German Based Gambian Activist Frowns at Germany’s Plan to Speed Up Deportations

 By: Bakary Ceesay, in Germany  

Yahya Moro Yapha, Germany based Gambian social and human rights advocate, has strongly criticized German Cabinet approved legislation in October that is intended to ease deportations of unsuccessful asylum-seekers.

The German Cabinet approved legislation in October that is intended to ease deportations of unsuccessful asylum-seekers as Chancellor Olaf Scholz seeks to defuse migration as a political problem.

The draft legislation, which would need parliamentary approval to take effect, foresees increasing the maximum length of pre-deportation custody from 10 days to 28 and specifically facilitating the deportation of people who are members of a criminal organization.

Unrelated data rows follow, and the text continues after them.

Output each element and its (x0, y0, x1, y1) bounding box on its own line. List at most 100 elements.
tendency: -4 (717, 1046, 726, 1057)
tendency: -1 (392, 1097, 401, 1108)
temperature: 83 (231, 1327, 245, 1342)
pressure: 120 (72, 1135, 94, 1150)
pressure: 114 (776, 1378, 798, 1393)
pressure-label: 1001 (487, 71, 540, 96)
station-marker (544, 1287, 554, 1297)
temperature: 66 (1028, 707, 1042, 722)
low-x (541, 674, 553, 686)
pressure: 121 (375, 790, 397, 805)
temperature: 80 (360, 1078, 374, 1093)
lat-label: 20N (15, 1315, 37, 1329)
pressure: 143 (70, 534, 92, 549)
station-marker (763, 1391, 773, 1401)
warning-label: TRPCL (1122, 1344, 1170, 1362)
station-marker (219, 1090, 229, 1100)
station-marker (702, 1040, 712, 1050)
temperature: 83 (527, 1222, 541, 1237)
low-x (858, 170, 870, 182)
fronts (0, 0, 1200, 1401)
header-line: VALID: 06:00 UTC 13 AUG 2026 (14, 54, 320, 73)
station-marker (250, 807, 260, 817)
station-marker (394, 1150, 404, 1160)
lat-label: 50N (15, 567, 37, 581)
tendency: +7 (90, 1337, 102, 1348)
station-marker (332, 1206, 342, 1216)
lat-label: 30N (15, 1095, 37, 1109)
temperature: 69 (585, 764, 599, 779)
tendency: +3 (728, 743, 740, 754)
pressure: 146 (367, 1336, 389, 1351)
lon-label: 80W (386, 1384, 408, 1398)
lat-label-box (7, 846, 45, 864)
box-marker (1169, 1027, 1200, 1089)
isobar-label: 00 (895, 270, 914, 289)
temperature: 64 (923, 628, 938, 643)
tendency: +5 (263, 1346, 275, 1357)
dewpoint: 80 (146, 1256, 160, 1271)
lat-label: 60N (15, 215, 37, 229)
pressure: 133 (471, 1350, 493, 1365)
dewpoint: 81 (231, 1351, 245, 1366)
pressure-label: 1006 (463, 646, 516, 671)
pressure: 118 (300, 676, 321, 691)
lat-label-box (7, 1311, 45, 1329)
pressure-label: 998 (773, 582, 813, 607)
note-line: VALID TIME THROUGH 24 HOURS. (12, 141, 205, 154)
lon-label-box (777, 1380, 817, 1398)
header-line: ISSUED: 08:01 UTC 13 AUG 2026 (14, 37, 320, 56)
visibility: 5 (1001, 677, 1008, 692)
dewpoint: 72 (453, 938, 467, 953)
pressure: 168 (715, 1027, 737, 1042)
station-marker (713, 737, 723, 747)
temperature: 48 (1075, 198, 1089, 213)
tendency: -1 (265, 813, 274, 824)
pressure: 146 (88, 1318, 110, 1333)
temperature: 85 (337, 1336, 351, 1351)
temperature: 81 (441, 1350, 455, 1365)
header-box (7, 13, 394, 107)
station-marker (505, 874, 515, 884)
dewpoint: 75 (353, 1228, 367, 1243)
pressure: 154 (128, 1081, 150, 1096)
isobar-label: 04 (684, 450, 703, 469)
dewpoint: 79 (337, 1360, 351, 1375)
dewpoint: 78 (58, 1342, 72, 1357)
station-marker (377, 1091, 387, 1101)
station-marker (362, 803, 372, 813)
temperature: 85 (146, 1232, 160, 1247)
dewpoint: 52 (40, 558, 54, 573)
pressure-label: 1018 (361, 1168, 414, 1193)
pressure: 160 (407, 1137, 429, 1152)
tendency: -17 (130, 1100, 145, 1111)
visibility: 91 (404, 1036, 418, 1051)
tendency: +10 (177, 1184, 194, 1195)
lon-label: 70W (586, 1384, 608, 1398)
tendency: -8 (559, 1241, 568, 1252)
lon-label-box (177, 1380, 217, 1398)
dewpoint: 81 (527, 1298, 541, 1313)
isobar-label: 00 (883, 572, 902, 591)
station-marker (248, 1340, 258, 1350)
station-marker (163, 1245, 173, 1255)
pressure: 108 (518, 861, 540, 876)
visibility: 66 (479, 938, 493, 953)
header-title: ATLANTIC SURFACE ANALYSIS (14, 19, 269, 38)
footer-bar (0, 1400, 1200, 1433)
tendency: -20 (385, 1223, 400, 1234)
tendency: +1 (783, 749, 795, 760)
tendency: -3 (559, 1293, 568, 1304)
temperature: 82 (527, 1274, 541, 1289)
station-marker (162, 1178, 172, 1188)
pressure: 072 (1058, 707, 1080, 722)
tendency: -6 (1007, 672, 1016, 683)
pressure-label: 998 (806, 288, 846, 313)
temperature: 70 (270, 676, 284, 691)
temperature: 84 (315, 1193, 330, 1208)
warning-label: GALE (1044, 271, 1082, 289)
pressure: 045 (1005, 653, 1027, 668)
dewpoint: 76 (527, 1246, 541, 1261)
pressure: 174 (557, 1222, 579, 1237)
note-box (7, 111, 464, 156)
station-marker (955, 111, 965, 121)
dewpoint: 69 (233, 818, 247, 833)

It also would authorize residential searches for documentation that enables officials to firmly establish a person’s identity, as well as remove authorities’ obligation to give advance notice of deportations in some cases.

Yapha, the diaspora mentor at Migration Media Network, described the approved cabinet plan to speed up deportation of unsuccessful asylum seekers  as contradictory and double standards as the amount of capital and resources put into these practices puts aside the inhumane practice and the psychological damage it causes.

He explained that 60 people were deported with two costly charter flights specifically to Gambia, hundreds of thousands of the same young people knowing or unknowing takes all the risks and measures to arrive on European soil, most of whom want to come to Germany as they represent the economic potential for those migrants who one way or another are drawn into the same system in which those who arrive before them are trapped and are the victims of the so-called ‘tougher migration policy’.

He pointed out that this change nothing nor does it provide a long term solution for those facing the same dilemma of deportation.

He stressed that smart migration policies will offer smart solutions to the ongoing migration crisis if they are approached and managed intelligently.

Germany’s shelters for migrants and refugees have been filling up in recent months as significant numbers of asylum-seekers add to more than 1 million Ukrainians who have arrived since the start of Russia’s war in their homeland.

Scholz has signaled a new desire to take charge of migration issues following regional elections on Oct. 8 in which voters punished his quarrelsome three-party coalition.

Interior Minister Nancy Faeser first announced the new legislation two weeks ago. Scholz said last week that Germany needs to start deporting “on a large scale” migrants who aren’t entitled to stay.

“To protect the fundamental right to asylum, we must significantly limit irregular migration,” Faeser said Wednesday. “Those who have no right to stay must leave our country again.”

She said Germany has deported about 27% more people this year so far than a year earlier, “but there is a significant need for action.”

The majority of rejected asylum-seekers in Germany still have at least temporary permission to stay for reasons that can include illness, a child with residency status or a lack of ID.

It remains to be seen how much difference the new rules will make. Deportations can fail for a variety of reasons, including those the legislation addresses but also a lack of cooperation by migrants’ home countries. Germany is trying to strike agreements with various nations to address that problem while also creating opportunities for legal immigration.

Faeser said she also wants to increase the minimum and maximum sentences for people who smuggle migrants, and hopes the Cabinet can approve those changes in early November.

She said she plans to extend by at least 20 days checks on Germany’s borders with Poland, the Czech Republic and Switzerland.